In July 1993, both papers were sold to the Lancaster Group and merged under the name, the Georgetown News-Graphic. The newspaper continued its operation at the Masonic building on East Main Street until a new plant that included printing facilities was built on Cherry Blossom Way. When the News-Graphic began production of its first issue at that plant in the mid-1990s under publisher Mike Scogin who arrived in July 1994, and editor Kriti Lopez, it was the first time in over two decades a newspaper had been produced within Scott County's borders.
Bucking national trends, the community newspaper first went tri-weekly and, for a time, was published Tuesday through Friday afternoons and on Sunday mornings before returning to tri-weekly status. In the late 1990's, Georgetown Newspapers, Inc. purchased The Scott Shopper.

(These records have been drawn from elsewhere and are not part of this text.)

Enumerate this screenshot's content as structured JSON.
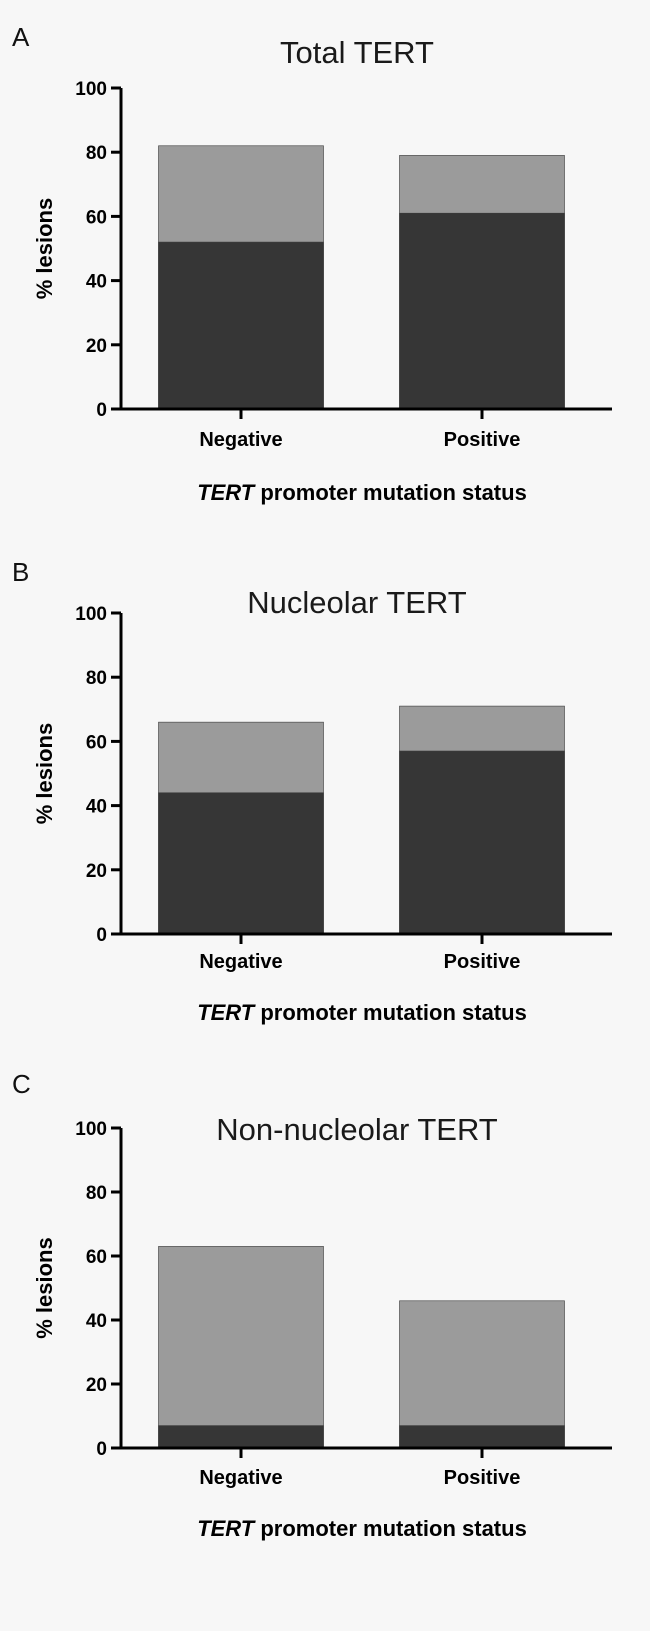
{
  "figure": {
    "panels": [
      {
        "letter": "A"
      },
      {
        "letter": "B"
      },
      {
        "letter": "C"
      }
    ]
  },
  "chart_data": [
    {
      "type": "bar",
      "stacked": false,
      "title": "Total TERT",
      "categories": [
        "Negative",
        "Positive"
      ],
      "xlabel_italic": "TERT",
      "xlabel_rest": " promoter mutation status",
      "ylabel": "% lesions",
      "ylim": [
        0,
        100
      ],
      "yticks": [
        0,
        20,
        40,
        60,
        80,
        100
      ],
      "series": [
        {
          "name": "light",
          "color": "#9b9b9b",
          "values": [
            82,
            79
          ]
        },
        {
          "name": "dark",
          "color": "#363636",
          "values": [
            52,
            61
          ]
        }
      ]
    },
    {
      "type": "bar",
      "stacked": false,
      "title": "Nucleolar TERT",
      "categories": [
        "Negative",
        "Positive"
      ],
      "xlabel_italic": "TERT",
      "xlabel_rest": " promoter mutation status",
      "ylabel": "% lesions",
      "ylim": [
        0,
        100
      ],
      "yticks": [
        0,
        20,
        40,
        60,
        80,
        100
      ],
      "series": [
        {
          "name": "light",
          "color": "#9b9b9b",
          "values": [
            66,
            71
          ]
        },
        {
          "name": "dark",
          "color": "#363636",
          "values": [
            44,
            57
          ]
        }
      ]
    },
    {
      "type": "bar",
      "stacked": false,
      "title": "Non-nucleolar TERT",
      "categories": [
        "Negative",
        "Positive"
      ],
      "xlabel_italic": "TERT",
      "xlabel_rest": " promoter mutation status",
      "ylabel": "% lesions",
      "ylim": [
        0,
        100
      ],
      "yticks": [
        0,
        20,
        40,
        60,
        80,
        100
      ],
      "series": [
        {
          "name": "light",
          "color": "#9b9b9b",
          "values": [
            63,
            46
          ]
        },
        {
          "name": "dark",
          "color": "#363636",
          "values": [
            7,
            7
          ]
        }
      ]
    }
  ]
}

The News-Graphic has forged a reputation as a powerful newspaper regularly among the best in Kentucky Press Association contests including two General Excellence Awards as the state's best multi-weekly. In 2008, The Georgetown/ Scott County Chamber of Commerce awarded the News-Graphic its annual Business of the Year Award for the newspaper's efforts to improve the community.
Under Scogin's direction, the News-Graphic was one of the first newspapers to launch its own website with its first incarnation in 1995. Since then, the website has been redesigned seven times, including this current design.
The newspaper continues to serve the needs of its readers by offering them the best in community, state, national and international news and sports coverage; the finest in advertising service and promotion; and a growing website to meet their needs, at www.news-graphic.com.